The report, titled ‘Survival of the Richest,’ notes that the richest 1% of the world’s population captured over USD 26 trillion (nearly 63%) of the USD 42 trillion created since 2020, nearly twice the USD 16 trillion (37%) that went to the rest of the population.
Oxfam notes that the rate of the concentration of wealth has been faster in the first two years of the new decade than ever before. In the previous decade the super-rich had expropriated nearly 54% of the total wealth created.
The report was released on the occasion of the annual meeting of the World Economic Forum in Davos, Switzerland, which began on Monday and will continue until Friday. It is being attended by more than 50 heads of state and hundreds of corporate bosses from across the world. This forum has been the advocate of low tax, pro-corporate policies over the last few decades.
Oxfam underlines that the Davos meet is happening at a time when “extreme poverty and extreme wealth have increased simultaneously for the first time in 25 years.”
The report notes a billionaire earned USD 1.7 million for every dollar earned by 90% of the world’s population while a billionaire’s wealth increased by USD 2.7 billion every day. This unchecked concentration of wealth has resulted in both the total number of billionaires and their wealth doubling in the last ten years.
This is happening at a time when billions of workers live in countries where their wages are outpaced by the inflation
Higher taxes on the rich is extremely necessary now
The Oxfam report notes that nearly half of the world’s total billionaires live in countries where there is no inheritance tax and that they will pass nearly USD 5 trillion of their wealth – more than the total GDP of the African continent – to their heirs. This practice creates a new set of “aristocratic elites” living on an income that is completely “unearned and derived from returns on their assets,” contributing to an increase in extreme inequality.
In a press release on Monday, Oxfam’s executive director Gabriela Bucher said that “while ordinary people are making daily sacrifices on essentials like food, the super-rich have outdone even their wildest dreams.”
Nearly 820 million people are going hungry globally, even as excess corporate profits are contributing to rising inflation. According to the report, in the UK, US, and Australia, the profits the rich are making have contributed 54%, 59%, and 60%, respectively, to the inflation in these countries. In Spain corporate profits have contributed more than 80% to inflation, making essential commodities unaffordable for a large proportion of the people.
The report notes that women and girls constitute a majority of the world’s hungry, nearly 60%, as they eat the least and often the last.
Oxfam suggests that if a 5% tax on the world’s top billionaires were imposed, it would yield nearly USD 1.7 trillion, enough to lift nearly 2 billion people out of poverty.
Bucher asserts that “taxing the super rich and big corporations is the door out of today’s overlapping crisis. It’s time we demolish the convenient myth that tax cuts for the richest result in their wealth somehow ‘trickling down’ to everyone else. Forty years of tax cuts for the super-rich have shown that a rising tide does not lift all ships—just the superyachts.”
The report notes that current tax regimes, which focus on indirect taxes, disproportionately harm those who earn less and contribute to inequality.

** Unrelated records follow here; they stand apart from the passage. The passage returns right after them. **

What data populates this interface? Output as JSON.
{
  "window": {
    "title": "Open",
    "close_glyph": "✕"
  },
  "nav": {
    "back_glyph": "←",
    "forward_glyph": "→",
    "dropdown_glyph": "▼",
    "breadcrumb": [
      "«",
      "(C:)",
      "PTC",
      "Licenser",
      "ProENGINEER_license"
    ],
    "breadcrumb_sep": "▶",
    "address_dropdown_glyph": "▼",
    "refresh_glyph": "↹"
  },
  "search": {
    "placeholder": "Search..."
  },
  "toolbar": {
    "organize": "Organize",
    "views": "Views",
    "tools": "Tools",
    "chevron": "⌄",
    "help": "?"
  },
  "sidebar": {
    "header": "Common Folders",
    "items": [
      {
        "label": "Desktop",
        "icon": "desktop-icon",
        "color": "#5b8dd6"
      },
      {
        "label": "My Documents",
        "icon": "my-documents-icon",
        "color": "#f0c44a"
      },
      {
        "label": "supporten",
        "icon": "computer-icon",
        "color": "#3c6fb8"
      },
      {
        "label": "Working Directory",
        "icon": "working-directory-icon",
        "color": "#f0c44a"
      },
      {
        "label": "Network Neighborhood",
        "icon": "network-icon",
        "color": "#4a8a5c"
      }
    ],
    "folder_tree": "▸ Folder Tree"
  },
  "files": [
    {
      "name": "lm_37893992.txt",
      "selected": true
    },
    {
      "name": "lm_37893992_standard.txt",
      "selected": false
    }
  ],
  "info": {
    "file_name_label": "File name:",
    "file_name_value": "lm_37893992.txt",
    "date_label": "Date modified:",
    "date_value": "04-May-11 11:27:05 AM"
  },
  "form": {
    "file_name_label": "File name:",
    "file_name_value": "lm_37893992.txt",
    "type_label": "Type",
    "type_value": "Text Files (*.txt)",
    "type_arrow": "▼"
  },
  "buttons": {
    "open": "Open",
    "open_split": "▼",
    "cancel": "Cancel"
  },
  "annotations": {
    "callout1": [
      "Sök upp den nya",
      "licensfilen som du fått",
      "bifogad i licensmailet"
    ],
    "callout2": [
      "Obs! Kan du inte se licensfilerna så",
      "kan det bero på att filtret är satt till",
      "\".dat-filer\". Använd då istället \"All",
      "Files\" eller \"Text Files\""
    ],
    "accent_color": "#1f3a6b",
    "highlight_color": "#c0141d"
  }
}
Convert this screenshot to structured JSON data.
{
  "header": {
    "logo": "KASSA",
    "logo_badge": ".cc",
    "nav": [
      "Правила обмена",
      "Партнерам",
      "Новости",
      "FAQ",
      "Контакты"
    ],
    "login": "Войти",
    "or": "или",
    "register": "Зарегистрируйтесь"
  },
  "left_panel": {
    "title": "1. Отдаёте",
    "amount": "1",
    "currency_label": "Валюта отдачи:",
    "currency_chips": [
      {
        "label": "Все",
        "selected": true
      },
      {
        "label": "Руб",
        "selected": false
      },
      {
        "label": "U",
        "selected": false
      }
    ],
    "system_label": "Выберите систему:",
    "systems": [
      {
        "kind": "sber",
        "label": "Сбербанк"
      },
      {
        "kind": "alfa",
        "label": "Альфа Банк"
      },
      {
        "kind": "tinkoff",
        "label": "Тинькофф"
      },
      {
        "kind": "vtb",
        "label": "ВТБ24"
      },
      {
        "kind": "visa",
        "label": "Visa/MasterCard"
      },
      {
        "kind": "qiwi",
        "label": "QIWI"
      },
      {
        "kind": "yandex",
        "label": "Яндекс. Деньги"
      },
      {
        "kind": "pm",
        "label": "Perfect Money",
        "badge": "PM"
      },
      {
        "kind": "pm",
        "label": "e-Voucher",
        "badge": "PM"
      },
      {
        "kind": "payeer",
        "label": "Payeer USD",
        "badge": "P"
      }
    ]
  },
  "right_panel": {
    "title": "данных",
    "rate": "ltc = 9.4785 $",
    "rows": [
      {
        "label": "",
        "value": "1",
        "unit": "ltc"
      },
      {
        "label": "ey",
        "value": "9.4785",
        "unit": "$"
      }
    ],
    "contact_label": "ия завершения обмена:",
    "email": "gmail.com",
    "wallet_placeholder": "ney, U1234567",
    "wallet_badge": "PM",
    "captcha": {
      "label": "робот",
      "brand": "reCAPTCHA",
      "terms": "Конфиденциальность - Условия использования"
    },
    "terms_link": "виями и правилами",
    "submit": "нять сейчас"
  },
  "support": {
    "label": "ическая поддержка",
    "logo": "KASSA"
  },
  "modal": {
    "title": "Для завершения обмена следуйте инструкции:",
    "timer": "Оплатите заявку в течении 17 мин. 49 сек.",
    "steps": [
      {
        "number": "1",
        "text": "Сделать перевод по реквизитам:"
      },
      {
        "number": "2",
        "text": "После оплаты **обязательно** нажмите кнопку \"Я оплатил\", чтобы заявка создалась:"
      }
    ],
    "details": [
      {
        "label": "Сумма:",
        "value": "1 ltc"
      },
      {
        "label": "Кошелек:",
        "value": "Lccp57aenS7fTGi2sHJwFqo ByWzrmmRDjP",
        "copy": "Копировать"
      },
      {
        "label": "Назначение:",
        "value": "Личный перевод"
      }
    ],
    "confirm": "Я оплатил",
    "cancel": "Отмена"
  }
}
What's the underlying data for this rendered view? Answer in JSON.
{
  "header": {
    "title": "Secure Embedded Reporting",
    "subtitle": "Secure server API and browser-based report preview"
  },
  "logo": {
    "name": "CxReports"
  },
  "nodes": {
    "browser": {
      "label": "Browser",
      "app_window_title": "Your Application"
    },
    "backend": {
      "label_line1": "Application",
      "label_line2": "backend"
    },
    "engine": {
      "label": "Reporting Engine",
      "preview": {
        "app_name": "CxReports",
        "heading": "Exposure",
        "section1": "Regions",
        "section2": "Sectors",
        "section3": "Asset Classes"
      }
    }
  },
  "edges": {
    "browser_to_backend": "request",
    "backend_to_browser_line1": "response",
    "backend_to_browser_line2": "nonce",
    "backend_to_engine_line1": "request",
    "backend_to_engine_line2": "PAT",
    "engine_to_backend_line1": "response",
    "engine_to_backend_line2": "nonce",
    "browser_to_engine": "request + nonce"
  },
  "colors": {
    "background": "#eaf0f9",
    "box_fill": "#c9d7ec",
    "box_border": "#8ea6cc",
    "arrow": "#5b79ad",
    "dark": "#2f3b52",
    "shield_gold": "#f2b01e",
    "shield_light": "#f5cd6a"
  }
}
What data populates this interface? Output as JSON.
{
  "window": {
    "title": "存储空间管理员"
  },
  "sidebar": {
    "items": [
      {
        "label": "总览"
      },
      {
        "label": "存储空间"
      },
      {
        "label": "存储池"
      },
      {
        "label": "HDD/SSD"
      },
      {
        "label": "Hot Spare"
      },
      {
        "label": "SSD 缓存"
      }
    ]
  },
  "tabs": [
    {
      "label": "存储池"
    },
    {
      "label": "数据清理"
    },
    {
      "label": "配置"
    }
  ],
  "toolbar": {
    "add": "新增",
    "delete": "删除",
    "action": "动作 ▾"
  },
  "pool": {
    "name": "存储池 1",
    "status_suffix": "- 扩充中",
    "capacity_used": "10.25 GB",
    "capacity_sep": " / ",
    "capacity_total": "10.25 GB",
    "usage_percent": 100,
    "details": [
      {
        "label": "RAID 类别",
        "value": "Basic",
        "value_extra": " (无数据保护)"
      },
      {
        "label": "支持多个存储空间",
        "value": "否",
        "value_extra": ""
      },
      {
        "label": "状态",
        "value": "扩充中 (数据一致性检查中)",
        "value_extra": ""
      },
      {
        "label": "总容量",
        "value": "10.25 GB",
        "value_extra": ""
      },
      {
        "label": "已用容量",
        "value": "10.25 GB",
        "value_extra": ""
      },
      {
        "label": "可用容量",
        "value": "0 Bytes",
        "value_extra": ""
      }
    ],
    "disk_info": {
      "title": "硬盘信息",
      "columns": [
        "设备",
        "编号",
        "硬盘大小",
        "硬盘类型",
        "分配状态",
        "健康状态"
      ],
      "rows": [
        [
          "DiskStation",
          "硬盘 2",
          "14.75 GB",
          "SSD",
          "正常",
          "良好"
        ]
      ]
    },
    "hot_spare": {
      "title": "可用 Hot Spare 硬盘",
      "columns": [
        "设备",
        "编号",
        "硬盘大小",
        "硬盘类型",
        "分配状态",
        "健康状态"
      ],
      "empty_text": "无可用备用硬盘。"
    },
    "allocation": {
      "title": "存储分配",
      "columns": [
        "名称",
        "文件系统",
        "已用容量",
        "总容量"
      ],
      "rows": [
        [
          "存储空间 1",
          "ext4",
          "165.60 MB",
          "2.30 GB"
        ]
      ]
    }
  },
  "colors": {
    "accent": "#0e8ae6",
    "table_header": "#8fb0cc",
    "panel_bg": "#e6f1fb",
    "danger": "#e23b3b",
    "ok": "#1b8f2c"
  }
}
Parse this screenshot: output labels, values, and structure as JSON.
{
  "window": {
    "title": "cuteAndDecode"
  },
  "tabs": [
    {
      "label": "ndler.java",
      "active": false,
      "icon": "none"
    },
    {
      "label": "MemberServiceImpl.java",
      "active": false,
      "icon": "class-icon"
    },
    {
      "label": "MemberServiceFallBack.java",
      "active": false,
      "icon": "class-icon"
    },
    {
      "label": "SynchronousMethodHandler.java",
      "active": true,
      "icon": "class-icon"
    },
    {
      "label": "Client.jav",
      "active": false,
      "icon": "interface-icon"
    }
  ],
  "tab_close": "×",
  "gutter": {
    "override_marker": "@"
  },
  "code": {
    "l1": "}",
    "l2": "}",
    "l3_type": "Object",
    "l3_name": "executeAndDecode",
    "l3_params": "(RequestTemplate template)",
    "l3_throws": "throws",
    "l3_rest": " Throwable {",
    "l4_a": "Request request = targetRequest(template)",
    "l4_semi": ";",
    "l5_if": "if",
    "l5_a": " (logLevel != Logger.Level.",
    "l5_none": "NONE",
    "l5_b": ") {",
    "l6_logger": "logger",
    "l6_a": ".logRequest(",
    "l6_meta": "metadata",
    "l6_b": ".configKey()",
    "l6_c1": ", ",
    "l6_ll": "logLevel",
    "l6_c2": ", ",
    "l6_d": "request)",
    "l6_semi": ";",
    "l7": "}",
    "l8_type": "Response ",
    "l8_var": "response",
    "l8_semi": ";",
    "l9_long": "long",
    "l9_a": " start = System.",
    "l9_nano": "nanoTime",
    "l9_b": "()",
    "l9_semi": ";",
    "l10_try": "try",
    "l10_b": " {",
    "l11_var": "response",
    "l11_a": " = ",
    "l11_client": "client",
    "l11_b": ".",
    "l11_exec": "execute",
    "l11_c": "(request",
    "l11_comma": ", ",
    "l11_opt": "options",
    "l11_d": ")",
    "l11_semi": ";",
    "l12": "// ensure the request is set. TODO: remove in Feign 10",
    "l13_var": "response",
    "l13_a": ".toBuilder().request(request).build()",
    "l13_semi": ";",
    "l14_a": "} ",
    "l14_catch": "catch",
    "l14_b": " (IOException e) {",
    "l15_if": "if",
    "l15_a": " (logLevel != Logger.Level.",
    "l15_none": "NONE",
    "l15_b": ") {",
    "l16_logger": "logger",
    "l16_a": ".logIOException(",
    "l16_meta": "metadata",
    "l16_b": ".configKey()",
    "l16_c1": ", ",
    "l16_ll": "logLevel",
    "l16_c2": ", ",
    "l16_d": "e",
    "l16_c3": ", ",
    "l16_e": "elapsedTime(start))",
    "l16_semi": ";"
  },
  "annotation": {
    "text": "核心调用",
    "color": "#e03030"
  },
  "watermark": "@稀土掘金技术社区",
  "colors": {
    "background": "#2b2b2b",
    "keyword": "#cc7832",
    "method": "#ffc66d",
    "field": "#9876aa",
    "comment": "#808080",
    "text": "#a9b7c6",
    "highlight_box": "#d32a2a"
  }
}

Rising inequality has also led, in some countries, to concerns about democracy. For example, in India, which has the largest number of poor in the world, just 10 individuals own more than 40% of all national wealth, the report notes.
“Taxing the super-rich is the strategic precondition to reducing inequality and resuscitating democracy. We need to do this for innovation. For stronger public services. For happier and healthier societies. And to tackle the climate crisis,” Bucher says.
Higher taxes can also help poorer countries solve problems created by prioritizing paying debts over increasing public spending on basic services such as health, infrastructure, or education. As of now, the poorest countries are spending four times more on repaying debts to rich countries than on health care.
The report notes that policy preferences for low tax rates have no rational basis. The high-tax regimes adopted after the second world war in most countries, including the rich west, “played a key role in expanding access to public services like education and healthcare” as well as leading to the “most successful years of their economic development.”